The PD patient control group was older than the CH group. PD patients perceived no severe pain. In PD patients, DBS was performed at the level of a site that seems to be a component of the basal ganglia,2 while CH received stimulation of a chiefly vegetative area. Comparison of the CH group with the M patients control group did not evidence significant exposure factors, except for DBS (relationship p>0.0025, DBS exposure and arrhythmias, septicaemia, altered thermoregulation).

DEFECTIVE COMPARISONS

No chronic CH patient volunteered to represent a control group with a likely long observation without using pharmacological prophylaxix.

CONCLUSIONS

Adverse effects of DBS in CH may be related with a redundant effect exerted by a chronic electrical stimulus on neurons and astrocytes of the hypothalamus that is known to chiefly lead to vegetative dyshomeostasis, characterising CH. Moreover, the outcomes in this group of CH patients suggest that the hypothalamus might not be the only structure involved in the stemming of CH pain.

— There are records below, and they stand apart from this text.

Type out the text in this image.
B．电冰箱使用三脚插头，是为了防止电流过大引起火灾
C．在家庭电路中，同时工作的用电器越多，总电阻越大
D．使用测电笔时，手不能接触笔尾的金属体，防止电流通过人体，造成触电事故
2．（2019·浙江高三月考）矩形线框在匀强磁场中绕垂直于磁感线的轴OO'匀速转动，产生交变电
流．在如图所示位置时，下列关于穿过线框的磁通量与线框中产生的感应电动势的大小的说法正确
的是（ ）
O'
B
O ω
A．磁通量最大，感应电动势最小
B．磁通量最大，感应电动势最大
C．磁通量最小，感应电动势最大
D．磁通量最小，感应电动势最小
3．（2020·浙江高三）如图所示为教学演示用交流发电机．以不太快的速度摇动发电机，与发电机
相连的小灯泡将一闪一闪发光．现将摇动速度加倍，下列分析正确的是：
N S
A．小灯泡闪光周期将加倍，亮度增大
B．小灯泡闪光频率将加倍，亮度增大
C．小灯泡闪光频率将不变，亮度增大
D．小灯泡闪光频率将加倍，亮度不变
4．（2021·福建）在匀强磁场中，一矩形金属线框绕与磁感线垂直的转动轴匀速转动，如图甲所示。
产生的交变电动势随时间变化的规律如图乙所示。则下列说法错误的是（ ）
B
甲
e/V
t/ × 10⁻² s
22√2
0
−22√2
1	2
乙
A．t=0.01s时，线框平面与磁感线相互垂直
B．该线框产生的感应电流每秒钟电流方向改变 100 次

This hypothesis is also supported by our recent neuroimaging observation, enlightening the role of extra limbic areas in some cases of chronic CH pain.3

References
Franzini A et al. Hypothalamic deep brain stimulation for the treatment of chronic cluster headaches: a series report. Neuromodulation. 2004;7(1):1-8. Jones BE. Arousal Systems. Front Biosci. 2003:8:s438-51. Nicolodi M et al. O013. Neuro-imaging and history of cases of refractory chronic cluster headache in young patients: A hint for reflections. J Headache and Pain. 2015;16(Suppl 1):A95.